No matter where you work here in California, there is probably at least one person you find it difficult to work with. Whether you have personality differences or there is something else that makes it challenging to work with him or her, you may find yourself dreading having to interact with that person. Maybe your boss is lacking in managerial skills, which makes it difficult to get some things done.

These issues may not make your work environment particularly supportive or friendly, but it does not necessarily mean your work environment is hostile. In order to lodge a complaint alleging a hostile work environment, the situation must meet the legal definition.

What’s a hostile work environment in the eyes of the law?

The examples above may make going to work unpleasant periodically, but you can still do your job. It isn’t until the actions of others in your company make it impossible for you to complete your work duties that it becomes a hostile work environment. However, that isn’t the only criteria the law uses to make this determination.

The actions or behaviors of others in your work environment must fall under discrimination as defined in the Civil Rights Act of 1964 and monitored by the Equal Employment Opportunity Commission. Being obnoxious, annoying or rude does not necessarily create a hostile work environment. However, if someone tells jokes with sexual overtones or racial slurs, for example, then that may make a work environment hostile.
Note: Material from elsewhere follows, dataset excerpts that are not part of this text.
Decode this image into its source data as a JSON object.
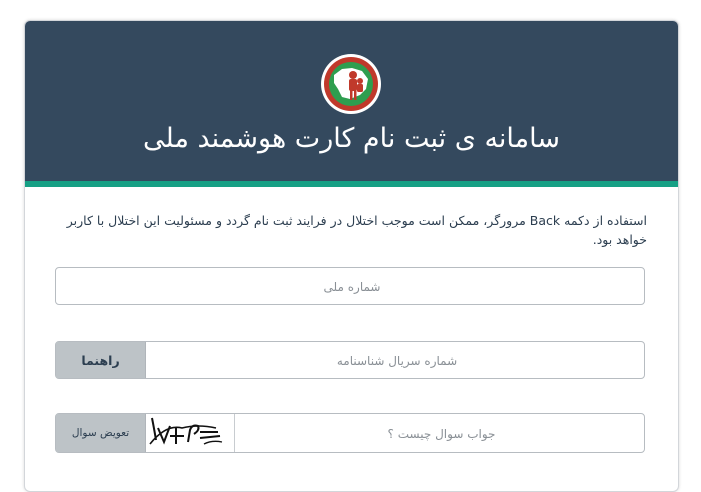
{
  "header": {
    "title": "سامانه ی ثبت نام کارت هوشمند ملی",
    "logo_icon": "national-smart-card-logo",
    "bg_color": "#34495e",
    "accent_color": "#16a085"
  },
  "notice": {
    "text": "استفاده از دکمه Back مرورگر، ممکن است موجب اختلال در فرایند ثبت نام گردد و مسئولیت این اختلال با کاربر خواهد بود."
  },
  "form": {
    "national_id": {
      "placeholder": "شماره ملی",
      "value": ""
    },
    "serial": {
      "placeholder": "شماره سریال شناسنامه",
      "value": "",
      "help_label": "راهنما"
    },
    "captcha": {
      "placeholder": "جواب سوال چیست ؟",
      "value": "",
      "refresh_label": "تعویض سوال",
      "image_icon": "captcha-image"
    }
  }
}
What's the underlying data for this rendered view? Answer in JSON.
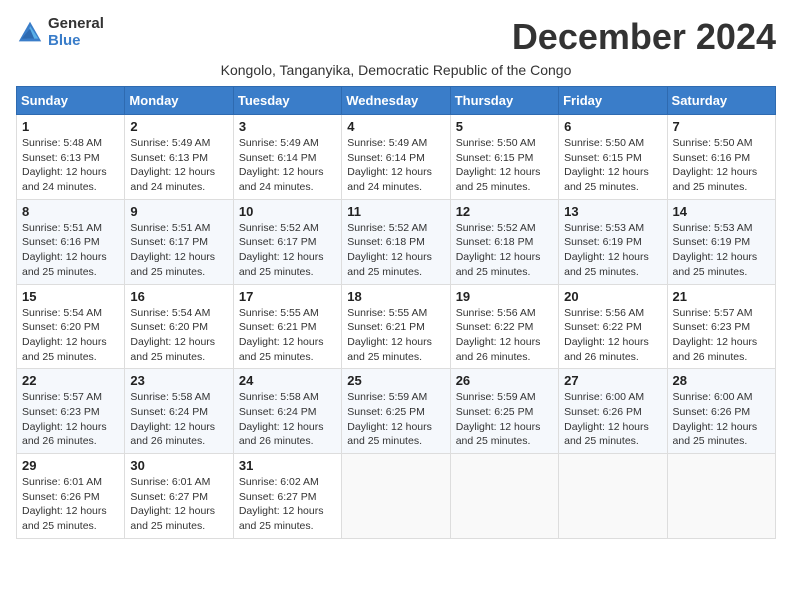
{
  "logo": {
    "general": "General",
    "blue": "Blue"
  },
  "title": "December 2024",
  "location": "Kongolo, Tanganyika, Democratic Republic of the Congo",
  "days_of_week": [
    "Sunday",
    "Monday",
    "Tuesday",
    "Wednesday",
    "Thursday",
    "Friday",
    "Saturday"
  ],
  "weeks": [
    [
      {
        "day": "1",
        "sunrise": "5:48 AM",
        "sunset": "6:13 PM",
        "daylight": "12 hours and 24 minutes."
      },
      {
        "day": "2",
        "sunrise": "5:49 AM",
        "sunset": "6:13 PM",
        "daylight": "12 hours and 24 minutes."
      },
      {
        "day": "3",
        "sunrise": "5:49 AM",
        "sunset": "6:14 PM",
        "daylight": "12 hours and 24 minutes."
      },
      {
        "day": "4",
        "sunrise": "5:49 AM",
        "sunset": "6:14 PM",
        "daylight": "12 hours and 24 minutes."
      },
      {
        "day": "5",
        "sunrise": "5:50 AM",
        "sunset": "6:15 PM",
        "daylight": "12 hours and 25 minutes."
      },
      {
        "day": "6",
        "sunrise": "5:50 AM",
        "sunset": "6:15 PM",
        "daylight": "12 hours and 25 minutes."
      },
      {
        "day": "7",
        "sunrise": "5:50 AM",
        "sunset": "6:16 PM",
        "daylight": "12 hours and 25 minutes."
      }
    ],
    [
      {
        "day": "8",
        "sunrise": "5:51 AM",
        "sunset": "6:16 PM",
        "daylight": "12 hours and 25 minutes."
      },
      {
        "day": "9",
        "sunrise": "5:51 AM",
        "sunset": "6:17 PM",
        "daylight": "12 hours and 25 minutes."
      },
      {
        "day": "10",
        "sunrise": "5:52 AM",
        "sunset": "6:17 PM",
        "daylight": "12 hours and 25 minutes."
      },
      {
        "day": "11",
        "sunrise": "5:52 AM",
        "sunset": "6:18 PM",
        "daylight": "12 hours and 25 minutes."
      },
      {
        "day": "12",
        "sunrise": "5:52 AM",
        "sunset": "6:18 PM",
        "daylight": "12 hours and 25 minutes."
      },
      {
        "day": "13",
        "sunrise": "5:53 AM",
        "sunset": "6:19 PM",
        "daylight": "12 hours and 25 minutes."
      },
      {
        "day": "14",
        "sunrise": "5:53 AM",
        "sunset": "6:19 PM",
        "daylight": "12 hours and 25 minutes."
      }
    ],
    [
      {
        "day": "15",
        "sunrise": "5:54 AM",
        "sunset": "6:20 PM",
        "daylight": "12 hours and 25 minutes."
      },
      {
        "day": "16",
        "sunrise": "5:54 AM",
        "sunset": "6:20 PM",
        "daylight": "12 hours and 25 minutes."
      },
      {
        "day": "17",
        "sunrise": "5:55 AM",
        "sunset": "6:21 PM",
        "daylight": "12 hours and 25 minutes."
      },
      {
        "day": "18",
        "sunrise": "5:55 AM",
        "sunset": "6:21 PM",
        "daylight": "12 hours and 25 minutes."
      },
      {
        "day": "19",
        "sunrise": "5:56 AM",
        "sunset": "6:22 PM",
        "daylight": "12 hours and 26 minutes."
      },
      {
        "day": "20",
        "sunrise": "5:56 AM",
        "sunset": "6:22 PM",
        "daylight": "12 hours and 26 minutes."
      },
      {
        "day": "21",
        "sunrise": "5:57 AM",
        "sunset": "6:23 PM",
        "daylight": "12 hours and 26 minutes."
      }
    ],
    [
      {
        "day": "22",
        "sunrise": "5:57 AM",
        "sunset": "6:23 PM",
        "daylight": "12 hours and 26 minutes."
      },
      {
        "day": "23",
        "sunrise": "5:58 AM",
        "sunset": "6:24 PM",
        "daylight": "12 hours and 26 minutes."
      },
      {
        "day": "24",
        "sunrise": "5:58 AM",
        "sunset": "6:24 PM",
        "daylight": "12 hours and 26 minutes."
      },
      {
        "day": "25",
        "sunrise": "5:59 AM",
        "sunset": "6:25 PM",
        "daylight": "12 hours and 25 minutes."
      },
      {
        "day": "26",
        "sunrise": "5:59 AM",
        "sunset": "6:25 PM",
        "daylight": "12 hours and 25 minutes."
      },
      {
        "day": "27",
        "sunrise": "6:00 AM",
        "sunset": "6:26 PM",
        "daylight": "12 hours and 25 minutes."
      },
      {
        "day": "28",
        "sunrise": "6:00 AM",
        "sunset": "6:26 PM",
        "daylight": "12 hours and 25 minutes."
      }
    ],
    [
      {
        "day": "29",
        "sunrise": "6:01 AM",
        "sunset": "6:26 PM",
        "daylight": "12 hours and 25 minutes."
      },
      {
        "day": "30",
        "sunrise": "6:01 AM",
        "sunset": "6:27 PM",
        "daylight": "12 hours and 25 minutes."
      },
      {
        "day": "31",
        "sunrise": "6:02 AM",
        "sunset": "6:27 PM",
        "daylight": "12 hours and 25 minutes."
      },
      null,
      null,
      null,
      null
    ]
  ]
}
If your boss makes it clear through actions, behaviors or words that you failed to get a promotion, raise or some other employment benefit based on your gender, race, religion or age, among other things, then that could be considered a hostile work environment.

Single instances versus a pattern of behavior

If someone in your workplace makes one bad joke or inflammatory statement, but stops when you request that he or she do so, that may not fall under a hostile work environment. However, if you ask someone to stop hostile, harassing or discriminatory behavior and he or she fails to do so, it may be another story. If you complain to your superiors about such behavior and your concerns remain unresolved or even investigated, it could certainly create a hostile work environment.
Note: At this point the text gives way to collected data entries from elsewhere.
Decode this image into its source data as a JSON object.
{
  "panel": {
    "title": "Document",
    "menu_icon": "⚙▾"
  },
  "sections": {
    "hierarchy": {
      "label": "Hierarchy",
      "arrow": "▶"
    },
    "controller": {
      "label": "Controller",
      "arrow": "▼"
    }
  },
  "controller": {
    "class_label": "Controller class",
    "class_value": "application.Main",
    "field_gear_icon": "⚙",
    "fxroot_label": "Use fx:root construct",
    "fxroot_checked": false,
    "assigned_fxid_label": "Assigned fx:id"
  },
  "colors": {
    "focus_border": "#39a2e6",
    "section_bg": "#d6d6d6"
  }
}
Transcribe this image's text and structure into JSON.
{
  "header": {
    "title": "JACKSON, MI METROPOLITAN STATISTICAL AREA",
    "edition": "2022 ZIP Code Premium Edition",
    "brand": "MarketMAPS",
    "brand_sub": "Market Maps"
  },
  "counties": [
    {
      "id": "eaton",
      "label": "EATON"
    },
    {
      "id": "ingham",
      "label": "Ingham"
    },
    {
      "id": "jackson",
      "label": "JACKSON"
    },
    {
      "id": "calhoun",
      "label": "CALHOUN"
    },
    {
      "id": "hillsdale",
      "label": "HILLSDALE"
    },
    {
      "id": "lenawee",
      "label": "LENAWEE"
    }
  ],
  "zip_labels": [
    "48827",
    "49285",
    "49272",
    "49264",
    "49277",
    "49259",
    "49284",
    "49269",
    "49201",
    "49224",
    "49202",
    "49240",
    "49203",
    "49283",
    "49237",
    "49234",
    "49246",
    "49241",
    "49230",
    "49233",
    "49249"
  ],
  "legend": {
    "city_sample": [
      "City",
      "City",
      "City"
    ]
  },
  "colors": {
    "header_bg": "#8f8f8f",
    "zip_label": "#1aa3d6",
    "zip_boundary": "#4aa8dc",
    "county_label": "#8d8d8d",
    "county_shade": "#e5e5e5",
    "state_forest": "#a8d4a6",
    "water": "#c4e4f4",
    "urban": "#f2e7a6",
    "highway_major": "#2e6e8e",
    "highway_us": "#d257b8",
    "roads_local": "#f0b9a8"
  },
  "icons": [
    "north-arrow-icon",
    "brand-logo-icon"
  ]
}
Your employer should have a policy and procedure regarding harassing, retaliatory and discriminatory behaviors or actions. You may want to start with attempting to resolve the issue within the company, if possible. However, if it continues, and the company ignores your complaints, you may need to seek outside assistance. The first step should be talking with a lawyer regarding your rights and gaining a clear understanding of whether  your circumstances meet the legal definition of a hostile work environment.